Consumers have been warned of the dangers on investing in cryptoassets, including Bitcoin, by the Financial Conduct Authority (FCA), and have been told that those considering these types of investments should be prepared to lose all their money.
On Monday, the FCA issued a warning to consumers that investing in cryptoassets, or investments and lending linked to them, generally involves taking very high risks with their money. The FCA has also warned consumers that for cryptoasset-related investments, they are unlikely to have access to the Financial Ombudsman Service (FOS) or the Financial Services Compensation Scheme (FSCS) should something go wrong.
The FCA has outlined the main risks of investing in cryptoassets as:
• Consumer protection: Some investments advertising high returns based on cryptoassets may not be subject to regulation beyond anti-money laundering requirements.
• Price volatility: Significant price volatility in cryptoassets, combined with the inherent difficulties of valuing cryptoassets reliably, places consumers at a high risk of losses.
• Product complexity: The complexity of some products and services relating to cryptoassets can make it hard for consumers to understand the risks. There is no guarantee that cryptoassets can be converted back into cash. Converting a cryptoasset back to cash depends on demand and supply existing in the market.
• Charges and fees: Consumers should consider the impact of fees and charges on their investment, which may be more than those for regulated investment products.
• Marketing materials: Firms may overstate the returns of products or understate the risks involved.
Over the last few years crytoassets have been gaining interest from investors but, as the FCA warning highlights, it remains a highly risky type of investment. As Laith Khalaf, financial analyst at the investment platform AJ Bell, explained: “The regulator is clearly concerned that the high risks already inherent in cryptoassets are being compounded by scam activity, as well as unregulated firms targeting consumers with marketing material that highlights the rewards, but not the potential downside, of investing in cryptoassets. You can see how the rapid price appreciation of Bitcoin, combined with aggressive marketing and low interest rates on cash, creates a perfect storm for consumers looking to get a decent return on their money.
“Unfortunately, Bitcoin and other cryptoassets are subject to dramatic price falls as well as rises. Consumers should be on high alert for unsolicited communications linked to Bitcoin or other crypto currencies and should consider any marketing material with an extremely critical eye. They should also make sure any firm they are dealing with is regulated, or at least has temporary permissions from the regulator.
“Irrespective of what you think the future for cryptocurrencies might be, there’s no denying that they are highly volatile and therefore sit at the precarious end of the risk spectrum. Products that are linked to cryptocurrencies might also be complex and hard to understand, further muddying the waters. Consumers probably can’t fall back on the Financial Services Compensation Scheme if things go wrong either.

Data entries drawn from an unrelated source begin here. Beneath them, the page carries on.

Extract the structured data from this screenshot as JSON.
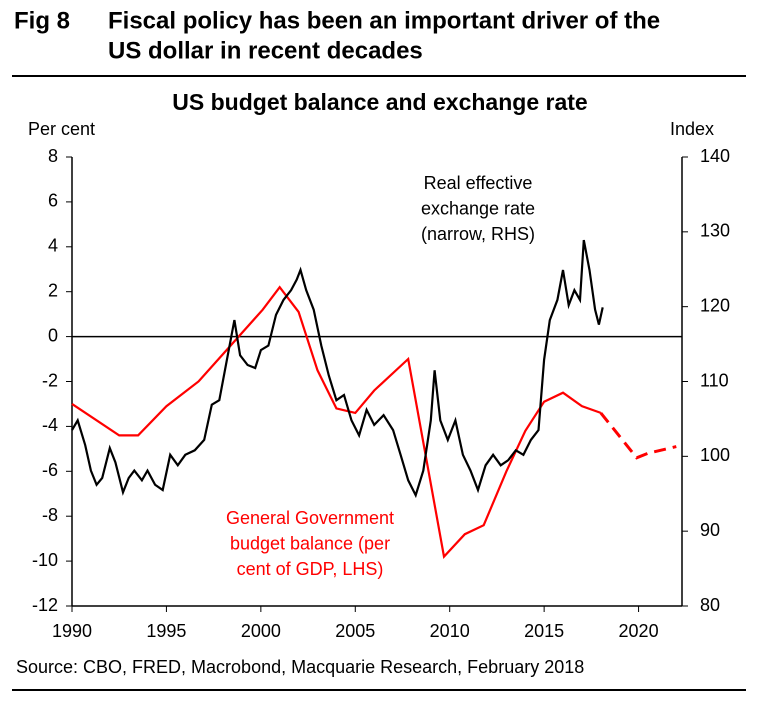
{
  "fig_label": "Fig 8",
  "fig_title": [
    "Fiscal policy has been an important driver of the",
    "US dollar in recent decades"
  ],
  "source": "Source: CBO, FRED, Macrobond, Macquarie Research, February 2018",
  "chart_data": {
    "type": "line",
    "title": "US budget balance and exchange rate",
    "y_label": "Per cent",
    "y2_label": "Index",
    "xlim": [
      1990,
      2022.3
    ],
    "xticks": [
      1990,
      1995,
      2000,
      2005,
      2010,
      2015,
      2020
    ],
    "ylim": [
      -12,
      8
    ],
    "yticks": [
      -12,
      -10,
      -8,
      -6,
      -4,
      -2,
      0,
      2,
      4,
      6,
      8
    ],
    "y2lim": [
      80,
      140
    ],
    "y2ticks": [
      80,
      90,
      100,
      110,
      120,
      130,
      140
    ],
    "zero_line": true,
    "series": [
      {
        "name": [
          "General Government",
          "budget balance (per",
          "cent of GDP, LHS)"
        ],
        "color": "#ff0000",
        "dash": false,
        "x": [
          1990,
          1992.5,
          1993.5,
          1995,
          1996.7,
          2000.1,
          2001,
          2002,
          2003,
          2004,
          2005,
          2006,
          2007.8,
          2009.7,
          2010.8,
          2011.8,
          2013,
          2014,
          2015,
          2016,
          2017,
          2018
        ],
        "values": [
          -3.0,
          -4.4,
          -4.4,
          -3.1,
          -2.0,
          1.2,
          2.2,
          1.1,
          -1.5,
          -3.2,
          -3.4,
          -2.4,
          -1.0,
          -9.8,
          -8.8,
          -8.4,
          -6.0,
          -4.2,
          -2.9,
          -2.5,
          -3.1,
          -3.4
        ]
      },
      {
        "color": "#ff0000",
        "dash": true,
        "x": [
          2018,
          2019.9,
          2020.5,
          2022
        ],
        "values": [
          -3.4,
          -5.4,
          -5.2,
          -4.9
        ]
      },
      {
        "name": [
          "Real effective",
          "exchange rate",
          "(narrow, RHS)"
        ],
        "color": "#000000",
        "dash": false,
        "axis": "y2",
        "x": [
          1990.0,
          1990.3,
          1990.7,
          1991.0,
          1991.3,
          1991.6,
          1992.0,
          1992.3,
          1992.7,
          1993.0,
          1993.3,
          1993.7,
          1994.0,
          1994.4,
          1994.8,
          1995.2,
          1995.6,
          1996.0,
          1996.5,
          1997.0,
          1997.4,
          1997.8,
          1998.2,
          1998.6,
          1998.9,
          1999.3,
          1999.7,
          2000.0,
          2000.4,
          2000.8,
          2001.2,
          2001.6,
          2001.9,
          2002.1,
          2002.4,
          2002.8,
          2003.2,
          2003.6,
          2004.0,
          2004.4,
          2004.8,
          2005.2,
          2005.6,
          2006.0,
          2006.5,
          2007.0,
          2007.4,
          2007.8,
          2008.2,
          2008.6,
          2009.0,
          2009.2,
          2009.5,
          2009.9,
          2010.3,
          2010.7,
          2011.1,
          2011.5,
          2011.9,
          2012.3,
          2012.7,
          2013.1,
          2013.5,
          2013.9,
          2014.3,
          2014.7,
          2015.0,
          2015.3,
          2015.7,
          2016.0,
          2016.3,
          2016.6,
          2016.9,
          2017.1,
          2017.4,
          2017.7,
          2017.9,
          2018.1
        ],
        "values": [
          103.5,
          104.8,
          101.5,
          98.1,
          96.2,
          97.1,
          101.1,
          99.2,
          95.2,
          97.1,
          98.1,
          96.8,
          98.1,
          96.2,
          95.5,
          100.2,
          98.8,
          100.2,
          100.8,
          102.2,
          106.9,
          107.5,
          112.9,
          118.2,
          113.5,
          112.2,
          111.8,
          114.2,
          114.8,
          118.9,
          120.9,
          122.2,
          123.6,
          124.9,
          122.2,
          119.6,
          114.8,
          110.8,
          107.5,
          108.2,
          104.8,
          102.8,
          106.2,
          104.2,
          105.5,
          103.5,
          100.2,
          96.8,
          94.8,
          98.1,
          104.8,
          111.5,
          104.8,
          102.2,
          104.8,
          100.2,
          98.1,
          95.5,
          98.8,
          100.2,
          98.8,
          99.5,
          100.8,
          100.2,
          102.2,
          103.5,
          112.9,
          118.2,
          120.9,
          124.9,
          120.2,
          122.2,
          120.9,
          128.9,
          124.9,
          119.6,
          117.6,
          119.9
        ]
      }
    ]
  }
}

“Much has been made of the fact that Ruffer, an investment company known for its conservative investment style, recently invested in Bitcoin for the first time. However, it’s important to note that the investment manager only invested around 2.5% of a portfolio that is otherwise invested in more traditional assets. Even if things go wrong in the cryptomarket, they have protection in their other investments.
“The fear is that consumers are leapfrogging stocks and bonds and going straight from cash to Bitcoin, in the mistaken belief it’s much the same. Buying Bitcoin and other cryptocurrencies should be something you do with money you are prepared to lose and after you have already built up a sizeable portfolio. If you haven’t got a stocks and shares ISA, then you should seriously stop and consider whether you should be investing in Bitcoin.”
Consumers looking to set up an investment portfolio should be aware that the majority of investments come with the risks and could result in them not gaining any interest, or potentially losing all the money initially invested as well. Due to the risks involved when investing, those considering making investments should consider seeking advice from an independent financial adviser first.
When making investments, often investors are advised to diversify their investment portfolio, meaning that they should invest in several different types of investments rather than putting all their money in one investment. For example, an investor may want to spread their money across investments in gold, property and stocks and shares ISAs. The types of investments they choose, as well as how diversified the portfolio is, would depend on a range of factors including the investor’s appetite for risk, the amount being invested and the length of the investments – which an independent financial adviser would be able to provide help in choosing.